Subversão das normas comunitárias

         A Comissão Europeia questionou Portugal a propósito da aplicação do n.º 2 do artigo 88.º e das autorizações de residência CPLP, tendo chegado a iniciar, em setembro de 2023, um procedimento de infração contra Portugal, pois a regra comunitária é a de que a entrada no mercado de trabalho seja uma entrada legal, com visto de trabalho.

         Havia notoriamente uma subversão das normas comunitárias rígidas nesta matéria.   A manifestação de interesse adotada em Portugal, correspondendo embora a uma necessidade conjuntural, constituía uma forma indireta de contornar a proibição de entrada ilegal de imigrantes, interdita face às normas comunitárias.  Ora, não se pode ter sol na eira e chuva no nabal, pretender receber os fundos comunitários e não cumprir as obrigações comunitárias.
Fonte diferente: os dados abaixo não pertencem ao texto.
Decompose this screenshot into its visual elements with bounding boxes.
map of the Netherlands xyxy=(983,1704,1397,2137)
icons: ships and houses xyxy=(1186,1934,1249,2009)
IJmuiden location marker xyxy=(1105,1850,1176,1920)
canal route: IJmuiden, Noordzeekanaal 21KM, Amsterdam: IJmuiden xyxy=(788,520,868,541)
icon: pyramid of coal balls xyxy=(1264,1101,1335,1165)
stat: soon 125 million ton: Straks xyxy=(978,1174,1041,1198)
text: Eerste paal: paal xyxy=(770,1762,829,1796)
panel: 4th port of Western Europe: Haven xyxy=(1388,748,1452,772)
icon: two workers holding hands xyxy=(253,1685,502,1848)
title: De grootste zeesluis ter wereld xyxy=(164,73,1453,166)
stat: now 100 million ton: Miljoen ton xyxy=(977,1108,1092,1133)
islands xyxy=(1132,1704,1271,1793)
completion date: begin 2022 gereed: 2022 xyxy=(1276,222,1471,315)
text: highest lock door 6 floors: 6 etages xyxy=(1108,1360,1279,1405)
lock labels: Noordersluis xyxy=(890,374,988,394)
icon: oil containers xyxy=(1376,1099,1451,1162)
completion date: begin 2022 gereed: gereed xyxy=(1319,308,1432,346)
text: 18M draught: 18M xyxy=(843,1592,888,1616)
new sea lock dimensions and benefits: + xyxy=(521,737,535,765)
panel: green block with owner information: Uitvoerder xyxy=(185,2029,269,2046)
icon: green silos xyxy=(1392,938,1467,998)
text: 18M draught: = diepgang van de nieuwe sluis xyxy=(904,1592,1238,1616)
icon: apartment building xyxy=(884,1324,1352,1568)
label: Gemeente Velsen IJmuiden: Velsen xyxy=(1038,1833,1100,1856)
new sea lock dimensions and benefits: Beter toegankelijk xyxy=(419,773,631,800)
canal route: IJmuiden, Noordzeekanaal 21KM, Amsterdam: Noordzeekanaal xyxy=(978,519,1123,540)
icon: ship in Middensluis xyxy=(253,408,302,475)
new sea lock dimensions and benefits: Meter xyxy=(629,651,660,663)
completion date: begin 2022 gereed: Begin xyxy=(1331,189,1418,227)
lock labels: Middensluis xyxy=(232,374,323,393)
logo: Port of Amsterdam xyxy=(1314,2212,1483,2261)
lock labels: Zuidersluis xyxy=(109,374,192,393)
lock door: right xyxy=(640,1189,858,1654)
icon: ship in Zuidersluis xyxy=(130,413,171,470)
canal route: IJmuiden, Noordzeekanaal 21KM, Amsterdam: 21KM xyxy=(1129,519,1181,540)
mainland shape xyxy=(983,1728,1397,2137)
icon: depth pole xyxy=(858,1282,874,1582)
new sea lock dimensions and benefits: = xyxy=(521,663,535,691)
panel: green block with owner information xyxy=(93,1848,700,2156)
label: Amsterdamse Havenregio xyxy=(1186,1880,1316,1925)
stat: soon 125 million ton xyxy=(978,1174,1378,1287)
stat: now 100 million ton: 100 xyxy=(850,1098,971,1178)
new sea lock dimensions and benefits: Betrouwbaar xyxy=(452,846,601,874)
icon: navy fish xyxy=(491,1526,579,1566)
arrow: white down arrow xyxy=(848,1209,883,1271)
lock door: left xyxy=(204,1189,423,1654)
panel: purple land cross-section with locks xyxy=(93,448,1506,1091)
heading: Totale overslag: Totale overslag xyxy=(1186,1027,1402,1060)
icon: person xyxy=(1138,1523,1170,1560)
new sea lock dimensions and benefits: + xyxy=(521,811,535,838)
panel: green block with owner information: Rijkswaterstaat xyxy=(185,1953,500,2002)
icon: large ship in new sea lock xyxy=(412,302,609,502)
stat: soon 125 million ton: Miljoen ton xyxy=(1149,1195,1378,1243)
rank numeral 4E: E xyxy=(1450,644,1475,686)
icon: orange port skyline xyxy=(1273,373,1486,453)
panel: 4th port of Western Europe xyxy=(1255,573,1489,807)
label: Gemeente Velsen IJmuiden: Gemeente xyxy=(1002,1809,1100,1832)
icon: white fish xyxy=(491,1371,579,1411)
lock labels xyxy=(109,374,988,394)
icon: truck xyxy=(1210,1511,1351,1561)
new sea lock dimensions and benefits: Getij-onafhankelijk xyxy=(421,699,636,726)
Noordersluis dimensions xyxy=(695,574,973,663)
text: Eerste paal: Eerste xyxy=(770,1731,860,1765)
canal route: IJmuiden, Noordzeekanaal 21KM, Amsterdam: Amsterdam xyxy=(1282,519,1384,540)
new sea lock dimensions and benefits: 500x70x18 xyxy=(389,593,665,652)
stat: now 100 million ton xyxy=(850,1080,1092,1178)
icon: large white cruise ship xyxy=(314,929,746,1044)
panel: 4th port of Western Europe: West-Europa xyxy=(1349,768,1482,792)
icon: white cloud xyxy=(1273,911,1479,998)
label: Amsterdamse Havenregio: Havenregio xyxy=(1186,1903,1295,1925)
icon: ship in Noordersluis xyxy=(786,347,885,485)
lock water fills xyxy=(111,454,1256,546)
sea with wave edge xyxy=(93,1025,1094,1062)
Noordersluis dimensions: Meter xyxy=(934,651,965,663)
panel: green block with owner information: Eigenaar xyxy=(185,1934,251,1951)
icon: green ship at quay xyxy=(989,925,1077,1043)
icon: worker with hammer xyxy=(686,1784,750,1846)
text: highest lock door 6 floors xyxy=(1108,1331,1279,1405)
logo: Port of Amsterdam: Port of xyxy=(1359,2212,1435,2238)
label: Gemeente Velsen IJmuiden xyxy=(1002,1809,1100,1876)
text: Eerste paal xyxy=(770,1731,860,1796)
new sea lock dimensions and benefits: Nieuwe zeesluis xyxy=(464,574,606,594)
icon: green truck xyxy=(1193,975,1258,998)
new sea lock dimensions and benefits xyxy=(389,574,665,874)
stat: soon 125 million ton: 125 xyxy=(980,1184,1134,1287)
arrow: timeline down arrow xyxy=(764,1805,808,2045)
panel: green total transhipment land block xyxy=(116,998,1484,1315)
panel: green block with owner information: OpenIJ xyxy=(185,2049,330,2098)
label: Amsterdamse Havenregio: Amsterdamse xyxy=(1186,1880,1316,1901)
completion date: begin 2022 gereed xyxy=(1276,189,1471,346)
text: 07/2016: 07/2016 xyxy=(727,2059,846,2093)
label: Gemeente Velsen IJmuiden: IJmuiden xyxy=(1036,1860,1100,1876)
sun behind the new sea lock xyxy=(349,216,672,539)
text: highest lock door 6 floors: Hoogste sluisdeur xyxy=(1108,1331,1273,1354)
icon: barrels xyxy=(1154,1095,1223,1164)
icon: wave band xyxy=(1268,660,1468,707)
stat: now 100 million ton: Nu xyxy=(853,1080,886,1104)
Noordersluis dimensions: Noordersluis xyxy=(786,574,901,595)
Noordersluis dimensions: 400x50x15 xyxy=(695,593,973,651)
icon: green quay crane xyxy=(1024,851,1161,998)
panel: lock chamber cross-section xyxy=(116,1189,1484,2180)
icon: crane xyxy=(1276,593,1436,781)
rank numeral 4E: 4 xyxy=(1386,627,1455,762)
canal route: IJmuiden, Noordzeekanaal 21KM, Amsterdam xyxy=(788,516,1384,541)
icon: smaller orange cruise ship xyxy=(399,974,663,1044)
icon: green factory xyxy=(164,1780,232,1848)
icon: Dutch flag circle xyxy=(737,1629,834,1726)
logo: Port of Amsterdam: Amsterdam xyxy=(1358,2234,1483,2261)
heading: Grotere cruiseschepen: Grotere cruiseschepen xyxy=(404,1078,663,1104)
O fim da manifestação de interesse

Uma lei não é boa ou má por provir de um governo de direita ou um governo de esquerda. É boa ou má se corresponde ou não às necessidades do país e dos portugueses. A manifestação de interesses correspondeu, na altura em que foi instituída, às necessidades.

      Porém, é notório que se chegou a um excesso de imigrantes, percebido pela esmagadora maioria dos portugueses. Aliás, as estatísticas oficiais não refletem a realidade. Quem anda de metro, em Lisboa, dá-se facilmente conta.       Por essa razão, o fim da manifestação de interesses tornou-se uma necessidade. Bem esteve, assim, o Governo da AD em proceder à revogação da autorização de residência com fundamento na manifestação de interesse (Decreto-Lei n.º 37-A/2024, de 3 de junho). Bem também esteve Pedro Nuno Santos nas afirmações que, corajosamente, proferiu e que, longe de constituírem uma cambalhota, se traduziram num passo em frente.